Ease the squeeze with these handy financial tips

Iona Bain – Virgin Money Living Mentor

by Iona Bain | Independent Money Mentor

Founder of the Young Money Blog and author of Spare Change


The term ‘squeezed middle’ refers to middle-income earners’ relative decline in real wages. But those looking after three generations at once – their parents, their children, and themselves – may also be feeling squeezed, and very much in the middle. You need to be a superhero to care for elderly parents while running a family and holding down a day job, but unfortunately very few of us have superpowers. It’s only when something goes wrong that we realise how much we are holding things together, and how it makes sense to plan for the future as well as coping with the present. So try this little life audit to see whether you are doing the rights things to protect your family and take some of the pressure off.


Is your home properly valued?

Omitting key items from your contents policy, under-insuring for rebuild, having the wrong locks, failing to read the exclusions – this could cost you if you have a break-in or a crisis. It’s time-consuming, but it’s important to get the valuation right.


What about you, the most valuable thing of all?

Have you worked out how much you are worth and insured your life accordingly? You’re worth the whole world, obviously, though you might have to settle for a little less than that.


Do you have a proper travel policy?

Before you go on holiday, take time to check you have the right level of cover for unforeseen events.

Since you’re not an indestructible superhero you might fall ill. If you have to take serious time off work, do you have a rainy day fund? Have you thought about income protection insurance, which could replace your earnings for up to a year?

You don’t need private medical insurance for your children because the NHS will always give them priority. Perhaps concentrate on protecting what is most valuable to them: their Facebook and Instagram accounts. We’re not being entirely serious, but it’s certainly smart to insure their smartphones against loss or theft. But make sure they know the rules or the policy will be worthless.

Speaking of smartphones, they’re really useful for getting your children into the squirrelling habit with pocket money apps that make saving easy and fun.


What about the future?

Do you have a plan to help fund your children’s university studies or put down a deposit on a new home? Putting £100 a month into a savings plan would turn into £13,294 after 10 years, based on an interest rate of two per cent. An investment plan, if it has enough time to ride out the market ups and downs, should do even better if you are prepared to take a little risk.


Are your parents’ financial affairs in order?

Make sure they know that having clear and up-to-date wills is the only way to ensure their wishes are carried out, and take some of the strain off you at a difficult time. Funeral plans could be a good idea if they may not have much cash left to leave.

Most people don’t need long-term care and it’s not something you should worry about. Look after the basics, especially your health, and you’ll be able to provide for all your family and ease the squeeze.

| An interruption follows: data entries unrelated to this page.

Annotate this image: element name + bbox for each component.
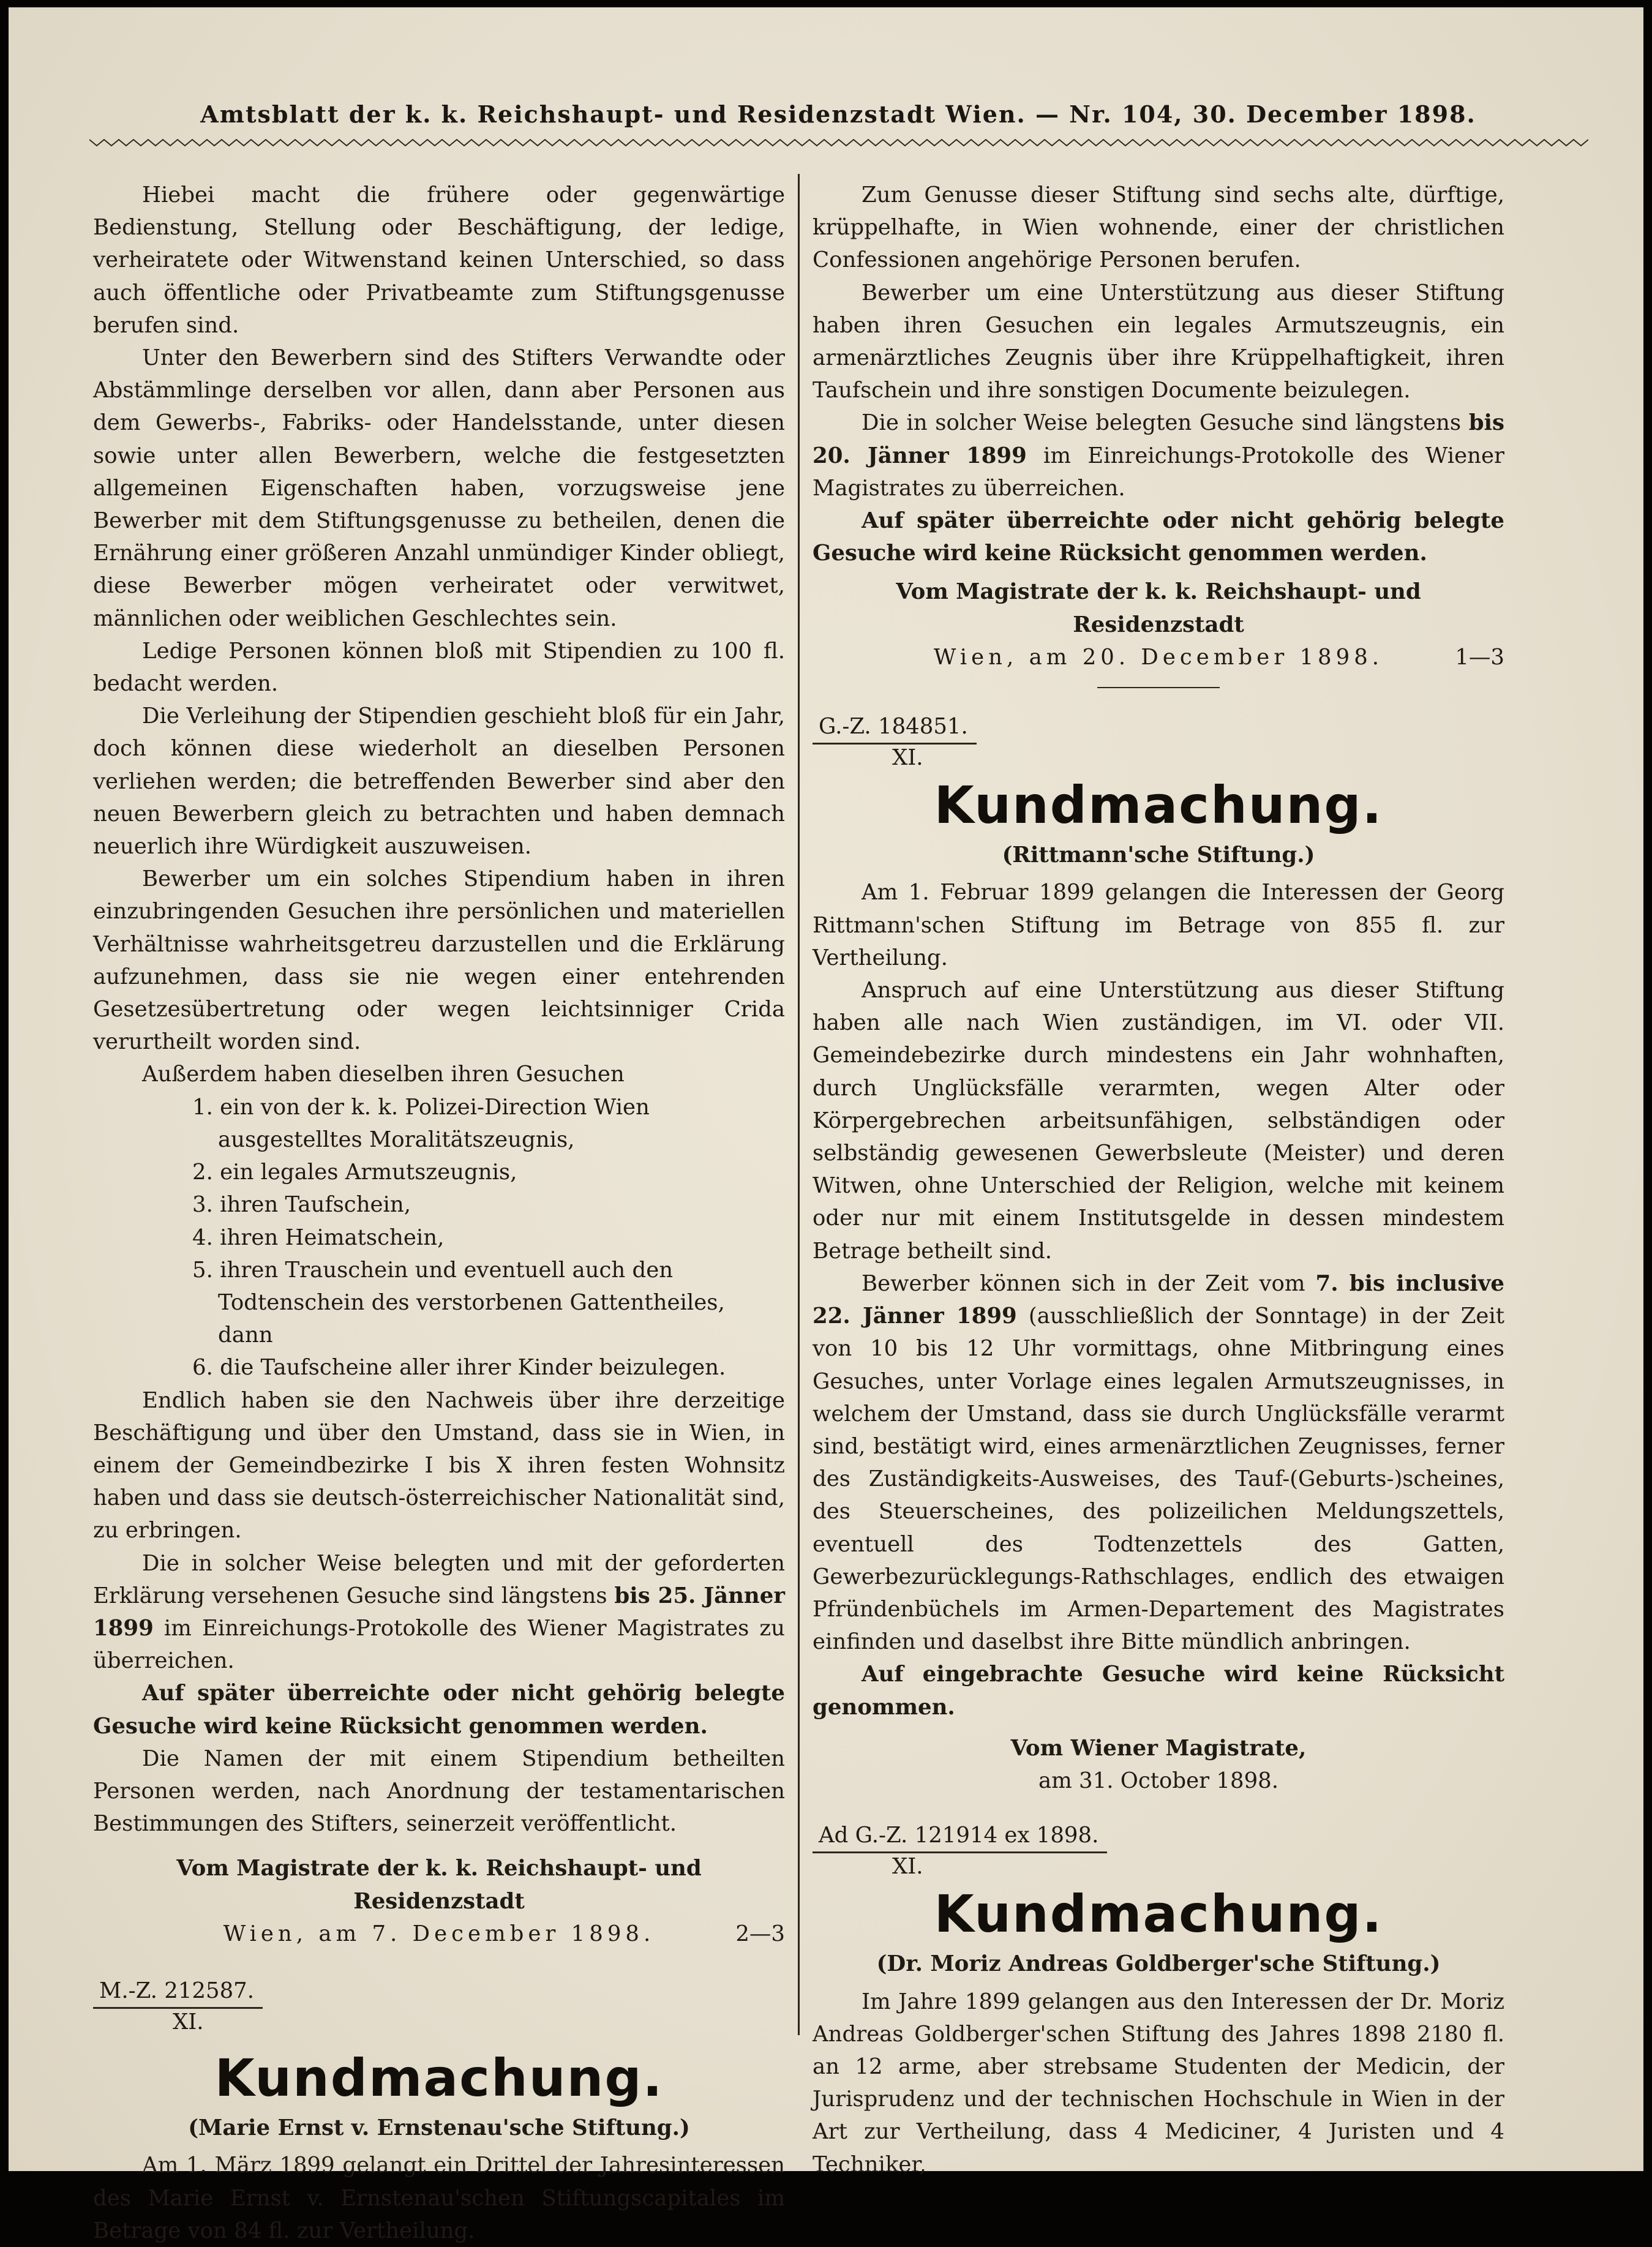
paragraph: Zum Genusse dieser Stiftung sind sechs alte, dürftige, krüppelhafte, in Wien wohnende, einer der christlichen Confessionen angehörige Personen berufen. xyxy=(813,182,1504,273)
reference-number: M.-Z. 212587. xyxy=(93,1975,263,2009)
paragraph: Die Verleihung der Stipendien geschieht bloß für ein Jahr, doch können diese wiederholt an dieselben Personen verliehen werden; die betreffenden Bewerber sind aber den neuen Bewerbern gleich zu betrachten und haben demnach neuerlich ihre Würdigkeit auszuweisen. xyxy=(93,703,785,860)
text: (ausschließlich der Sonntage) in der Zeit von 10 bis 12 Uhr vormittags, ohne Mitbringung eines Gesuches, unter Vorlage eines legalen Armutszeugnisses, in welchem der Umstand, dass sie durch Unglücksfälle verarmt sind, bestätigt wird, eines armenärztlichen Zeugnisses, ferner des Zuständigkeits-Ausweises, des Tauf-(Geburts-)scheines, des Steuerscheines, des polizeilichen Meldungszettels, eventuell des Todtenzettels des Gatten, Gewerbezurücklegungs-Rathschlages, endlich des etwaigen Pfründenbüchels im Armen-Departement des Magistrates einfinden und daselbst ihre Bitte mündlich anbringen. xyxy=(813,1304,1504,1655)
paragraph: Im Jahre 1899 gelangen aus den Interessen der Dr. Moriz Andreas Goldberger'schen Stiftung des Jahres 1898 2180 fl. an 12 arme, aber strebsame Studenten der Medicin, der Jurisprudenz und der technischen Hochschule in Wien in der Art zur Vertheilung, dass 4 Mediciner, 4 Juristen und 4 Techniker, xyxy=(813,1989,1504,2177)
paragraph: Die Namen der mit einem Stipendium betheilten Personen werden, nach Anordnung der testamentarischen Bestimmungen des Stifters, seinerzeit veröffentlicht. xyxy=(93,1746,785,1837)
list-item: 1. ein von der k. k. Polizei-Direction Wien ausgestelltes Moralitätszeugnis, xyxy=(192,1094,650,1152)
announcement-subtitle: (Marie Ernst v. Ernstenau'sche Stiftung.) xyxy=(188,2115,690,2141)
header-zigzag-rule xyxy=(89,138,1588,147)
paragraph: Bewerber um eine Unterstützung aus dieser Stiftung haben ihren Gesuchen ein legales Armutszeugnis, ein armenärztliches Zeugnis über ihre Krüppelhaftigkeit, ihren Taufschein und ihre sonstigen Documente beizulegen. xyxy=(813,280,1504,403)
date-range: 7. bis inclusive 22. Jänner 1899 xyxy=(813,1270,1505,1329)
list-item: 2. ein legales Armutszeugnis, xyxy=(192,1160,517,1185)
paragraph: Anspruch auf eine Unterstützung aus dieser Stiftung haben alle nach Wien zuständigen, im VI. oder VII. Gemeindebezirke durch mindestens ein Jahr wohnhaften, durch Unglücksfälle verarmten, wegen Alter oder Körpergebrechen arbeitsunfähigen, selbständigen oder selbständig gewesenen Gewerbsleute (Meister) und deren Witwen, ohne Unterschied der Religion, welche mit keinem oder nur mit einem Institutsgelde in dessen mindestem Betrage betheilt sind. xyxy=(813,978,1504,1264)
deadline: bis 25. Jänner 1899 xyxy=(93,1583,786,1641)
page-header: Amtsblatt der k. k. Reichshaupt- und Residenzstadt Wien. — Nr. 104, 30. December 1898. xyxy=(200,100,1476,128)
announcement-title: Kundmachung. xyxy=(934,1884,1383,1945)
sequence-number: 1—3 xyxy=(1455,644,1504,670)
reference-section: XI. xyxy=(892,1854,923,1880)
reference-section: XI. xyxy=(892,745,923,771)
paragraph: Außerdem haben dieselben ihren Gesuchen xyxy=(142,1062,625,1087)
sequence-number: 2—3 xyxy=(735,1921,785,1946)
paragraph: Am 1. März 1899 gelangt ein Drittel der Jahresinteressen des Marie Ernst v. Ernstenau'schen Stiftungscapitales im Betrage von 84 fl. zur Vertheilung. xyxy=(93,2153,785,2243)
announcement-title: Kundmachung. xyxy=(934,775,1383,836)
paragraph xyxy=(813,407,1504,505)
signature-date: Wien, am 7. December 1898. xyxy=(223,1921,655,1946)
list-item: 5. ihren Trauschein und eventuell auch den Todtenschein des verstorbenen Gattentheiles, dann xyxy=(192,1257,725,1348)
column-divider xyxy=(798,174,800,2035)
notice-bold: Auf eingebrachte Gesuche wird keine Rücksicht genommen. xyxy=(813,1662,1504,1720)
list-item: 6. die Taufscheine aller ihrer Kinder beizulegen. xyxy=(192,1355,726,1381)
paragraph: Am 1. Februar 1899 gelangen die Interessen der Georg Rittmann'schen Stiftung im Betrage von 855 fl. zur Vertheilung. xyxy=(813,880,1504,970)
paragraph: Unter den Bewerbern sind des Stifters Verwandte oder Abstämmlinge derselben vor allen, dann aber Personen aus dem Gewerbs-, Fabriks- oder Handelsstande, unter diesen sowie unter allen Bewerbern, welche die festgesetzten allgemeinen Eigenschaften haben, vorzugsweise jene Bewerber mit dem Stiftungsgenusse zu betheilen, denen die Ernährung einer größeren Anzahl unmündiger Kinder obliegt, diese Bewerber mögen verheiratet oder verwitwet, männlichen oder weiblichen Geschlechtes sein. xyxy=(93,345,785,631)
paragraph: Hiebei macht die frühere oder gegenwärtige Bedienstung, Stellung oder Beschäftigung, der ledige, verheiratete oder Witwenstand keinen Unterschied, so dass auch öffentliche oder Privatbeamte zum Stiftungsgenusse berufen sind. xyxy=(93,182,785,338)
paragraph xyxy=(813,1267,1504,1658)
text: im Einreichungs-Protokolle des Wiener Magistrates zu überreichen. xyxy=(813,443,1504,501)
paragraph: Ledige Personen können bloß mit Stipendien zu 100 fl. bedacht werden. xyxy=(93,638,785,697)
separator-rule xyxy=(1097,687,1220,688)
document-list xyxy=(192,1091,785,1384)
paragraph: Endlich haben sie den Nachweis über ihre derzeitige Beschäftigung und über den Umstand, dass sie in Wien, in einem der Gemeindbezirke I bis X ihren festen Wohnsitz haben und dass sie deutsch-österreichischer Nationalität sind, zu erbringen. xyxy=(93,1387,785,1544)
announcement-subtitle: (Dr. Moriz Andreas Goldberger'sche Stiftung.) xyxy=(876,1951,1441,1977)
left-column xyxy=(93,179,785,2247)
text: Die in solcher Weise belegten und mit der geforderten Erklärung versehenen Gesuche sind längstens xyxy=(93,1550,785,1608)
signature-date-row xyxy=(93,1918,785,1950)
announcement-subtitle: (Rittmann'sche Stiftung.) xyxy=(1002,842,1315,868)
notice-bold: Auf später überreichte oder nicht gehörig belegte Gesuche wird keine Rücksicht genommen werden. xyxy=(93,1681,785,1739)
reference-number: Ad G.-Z. 121914 ex 1898. xyxy=(813,1819,1107,1853)
right-column xyxy=(813,179,1504,2181)
paragraph: Bewerber um ein solches Stipendium haben in ihren einzubringenden Gesuchen ihre persönlichen und materiellen Verhältnisse wahrheitsgetreu darzustellen und die Erklärung aufzunehmen, dass sie nie wegen einer entehrenden Gesetzesübertretung oder wegen leichtsinniger Crida verurtheilt worden sind. xyxy=(93,866,785,1055)
signature-line: Vom Wiener Magistrate, xyxy=(1010,1735,1307,1761)
text: im Einreichungs-Protokolle des Wiener Magistrates zu überreichen. xyxy=(93,1615,785,1674)
text: Die in solcher Weise belegten Gesuche sind längstens xyxy=(862,410,1469,436)
list-item: 3. ihren Taufschein, xyxy=(192,1192,411,1218)
list-item: 4. ihren Heimatschein, xyxy=(192,1225,445,1250)
deadline: bis 20. Jänner 1899 xyxy=(813,410,1504,468)
notice-bold: Auf später überreichte oder nicht gehörig belegte Gesuche wird keine Rücksicht genommen werden. xyxy=(813,508,1504,566)
signature-line: Vom Magistrate der k. k. Reichshaupt- und Residenzstadt xyxy=(176,1856,702,1914)
paragraph xyxy=(93,1547,785,1678)
reference-number: G.-Z. 184851. xyxy=(813,710,977,745)
announcement-title: Kundmachung. xyxy=(214,2048,664,2109)
text: Bewerber können sich in der Zeit vom xyxy=(862,1270,1316,1296)
reference-section: XI. xyxy=(173,2009,204,2035)
signature-line: Vom Magistrate der k. k. Reichshaupt- und Residenzstadt xyxy=(896,579,1421,637)
newspaper-page xyxy=(9,7,1643,2243)
signature-date: Wien, am 20. December 1898. xyxy=(933,644,1384,670)
signature-date-row xyxy=(813,641,1504,673)
signature-date: am 31. October 1898. xyxy=(1038,1768,1279,1793)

And finally, nobody can be a superman or superwoman all of the time. Taking time out to look after yourself is a necessity not a luxury when you’re looking after kids and parents. Don’t cancel that gym membership or restaurant loyalty card if it’s the only thing that keeps you fit and sane. You’re worth it!

Before making financial decisions always do research, or talk to a financial adviser. Views are those of our mentors and customers and do not constitute financial advice.